То же чувство ответственности за страну было и у Олега Ефремова. «Государство – это мы», – говорил Шурик Горяев Игоря Кваши в раннем знаменитом современниковском спектакле «Два цвета». «Мы», – говорили шестидесятники. Они тоже были компания, но несколько другая. Чувство общности со всем народом было чувством коллективистским. У Льва Додина другой акцент. Не «мы» вместе со всеми, а «я» вместе со всеми.

Шестидесятник Олег Ефремов ставил «Большевиков» Михаила Шатрова. Это была заключительная часть трилогии, посвященной пятидесятилетию революции. Спектакль по тем временам казался чрезвычайно смелым, потому что, возможно, впервые за всю советскую историю поднимал вопрос о красном терроре, который бросал тень на революцию и ставил под сомнение ее достижения. Но все же шестидесятники не отрицали значение самой революции и верили в Ленина, проводя мысль о том, что ленинская политика была искажена культом Сталина. Если бы Ленин и первые большевики остались у власти, была бы другая страна. Это, конечно, идеалистический миф. Революция не могла привести ни к чему, кроме тоталитаризма. Он утвердился с неизбежностью фатума, как стало ясно уже поколению Льва Додина.

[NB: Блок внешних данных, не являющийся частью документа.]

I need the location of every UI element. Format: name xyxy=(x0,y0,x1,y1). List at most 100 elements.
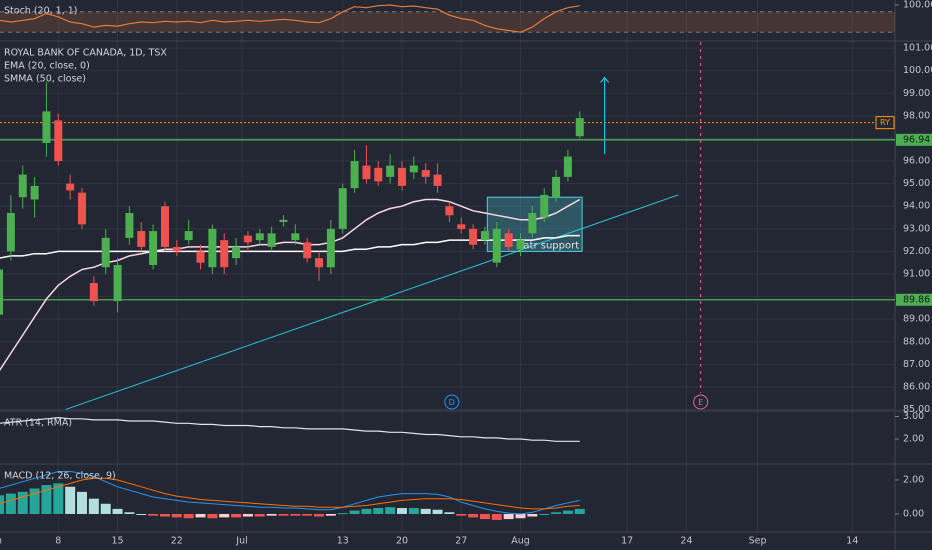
candle-body xyxy=(279,219,288,223)
x-tick-label: 8 xyxy=(55,536,61,547)
y-tick-label: 98.00 xyxy=(903,110,930,121)
y-tick-label: 94.00 xyxy=(903,201,930,212)
y-tick-label: 88.00 xyxy=(903,336,930,347)
histogram-bar xyxy=(574,508,585,514)
histogram-bar xyxy=(171,513,182,518)
histogram-bar xyxy=(29,488,40,514)
candle-body xyxy=(220,240,229,268)
histogram-bar xyxy=(361,508,372,514)
indicator-line xyxy=(0,417,580,442)
level-tag xyxy=(896,293,932,306)
histogram-bar xyxy=(53,483,64,514)
histogram-bar xyxy=(112,508,123,514)
candle-body xyxy=(374,167,383,182)
candle-body xyxy=(255,233,264,241)
x-tick-label: 17 xyxy=(621,536,633,547)
histogram-bar xyxy=(41,485,52,514)
candle-body xyxy=(397,167,406,186)
candle-body xyxy=(196,251,205,263)
x-tick-label: 22 xyxy=(171,536,183,547)
histogram-bar xyxy=(100,503,111,514)
x-tick-label: 15 xyxy=(112,536,124,547)
histogram-bar xyxy=(314,513,325,517)
candle-body xyxy=(338,188,347,229)
event-marker xyxy=(444,394,460,410)
y-tick-label: 101.00 xyxy=(903,43,932,54)
x-tick-label: 13 xyxy=(337,536,349,547)
y-tick-label: 93.00 xyxy=(903,223,930,234)
box-label: atr support xyxy=(523,240,579,251)
candle-body xyxy=(516,240,525,250)
histogram-bar xyxy=(468,513,479,518)
histogram-bar xyxy=(515,513,526,519)
x-tick-label: Aug xyxy=(511,536,530,547)
candle-body xyxy=(66,183,75,191)
histogram-bar xyxy=(562,510,573,514)
histogram-bar xyxy=(242,513,253,517)
y-tick-label: 87.00 xyxy=(903,359,930,370)
histogram-bar xyxy=(432,509,443,514)
histogram-bar xyxy=(337,513,348,515)
candle-body xyxy=(54,120,63,162)
histogram-bar xyxy=(420,508,431,514)
candle-body xyxy=(409,165,418,173)
histogram-bar xyxy=(444,512,455,514)
histogram-bar xyxy=(159,513,170,517)
x-tick-label: Sep xyxy=(749,536,767,547)
candle-body xyxy=(575,118,584,137)
histogram-bar xyxy=(183,513,194,519)
x-tick-label: n xyxy=(0,536,2,547)
candle-body xyxy=(504,233,513,247)
arrow-head xyxy=(600,76,610,83)
histogram-bar xyxy=(0,495,5,514)
histogram-bar xyxy=(408,508,419,514)
candle-body xyxy=(291,233,300,241)
x-tick-label: Jul xyxy=(235,536,247,547)
candle-body xyxy=(326,228,335,268)
histogram-bar xyxy=(148,513,159,516)
histogram-bar xyxy=(373,508,384,514)
histogram-bar xyxy=(302,513,313,516)
trendline xyxy=(65,194,679,411)
histogram-bar xyxy=(266,513,277,516)
candle-body xyxy=(172,246,181,252)
y-tick-label: 96.00 xyxy=(903,156,930,167)
event-label: E xyxy=(698,398,703,407)
candle-body xyxy=(492,228,501,263)
y-tick-label: 100.00 xyxy=(903,65,932,76)
candle-body xyxy=(315,258,324,268)
level-tag-label: 89.86 xyxy=(903,294,930,305)
candle-body xyxy=(149,231,158,265)
legend-entry: SMMA (50, close) xyxy=(4,74,86,85)
histogram-bar xyxy=(503,513,514,520)
event-marker xyxy=(693,394,709,410)
histogram-bar xyxy=(456,513,467,516)
candle-body xyxy=(552,176,561,198)
histogram-bar xyxy=(77,491,88,514)
candle-body xyxy=(528,213,537,234)
x-tick-label: 24 xyxy=(680,536,692,547)
candle-body xyxy=(125,213,134,238)
level-tag-label: 96.94 xyxy=(903,134,930,145)
histogram-bar xyxy=(195,513,206,518)
panel-title: MACD (12, 26, close, 9) xyxy=(4,471,116,482)
candle-body xyxy=(421,170,430,177)
candle-body xyxy=(563,156,572,177)
event-label: D xyxy=(449,398,455,407)
y-tick-label: 91.00 xyxy=(903,269,930,280)
histogram-bar xyxy=(65,486,76,514)
candle-body xyxy=(30,185,39,200)
indicator-line xyxy=(0,198,581,372)
panel-title: ROYAL BANK OF CANADA, 1D, TSX xyxy=(4,48,167,59)
y-tick-label: 0.00 xyxy=(903,508,924,519)
histogram-bar xyxy=(207,513,218,519)
candle-body xyxy=(480,231,489,241)
candle-body xyxy=(137,231,146,247)
panel-title: ATR (14, RMA) xyxy=(4,418,72,429)
candle-body xyxy=(184,231,193,241)
macd-line xyxy=(0,471,580,515)
candle-body xyxy=(457,224,466,229)
histogram-bar xyxy=(527,513,538,517)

Семидесятники не верили в Ленина и не оправдывали его. Они не верили во всю советскую власть, в советской истории видели кровь, террор, трагедию народа. Об этом тоже был додинский спектакль.

Додин как представитель следующего за шестидесятниками поколения уже не живет в мифе: «если бы не Сталин, то жизнь была бы иная». Нет, он все зло и весь ужас советской жизни видит в Ленине, революции и последующем тоталитаризме. Эти темы останутся с Додиным на годы. К ним он вернемся еще в 90-е, когда поставит «Жизнь и судьбу» В. Гроссмана.

Лев Додин, и в этом надо отдать ему должное, ни разу в своей творческой жизни не прибег к конъюнктуре. Ни разу не сфальшивил, не солгал, не пытался угодить власти. В советское время это было непросто. Как ему это удавалось? Стоило бы задать вопрос ему самому. Пока скажу, что и «Дом», и «Братья и сестры» были поставлены не как героические эпопеи. Тут не было ни единой героической ноты. «Братья и сестры» Додин ставил скорее о покорности народа. В иные моменты спектакля перехватывало дыхание, и я думала – мы же рабы. Рабы, у которых можно все отнимать – последние рубли, скопленные за тяжелые трудодни, хлеб, которым предполагалось кормить семью и детей, физические силы. И этот народ все отдает и отдает, почти безропотно, поддаваясь сначала на уверения, что надо потерпеть, пока война кончится, потом, когда она уже кончилась, что надо потерпеть, чтобы восстановить страну. И так до бесконечности: надо, надо, надо. Разве тут речь о героизме? Или о вековой униженности, отсутствии достоинства, боязни сопротивляться? Хотя как сопротивляться, если за малейший проступок – десять лет без права переписки?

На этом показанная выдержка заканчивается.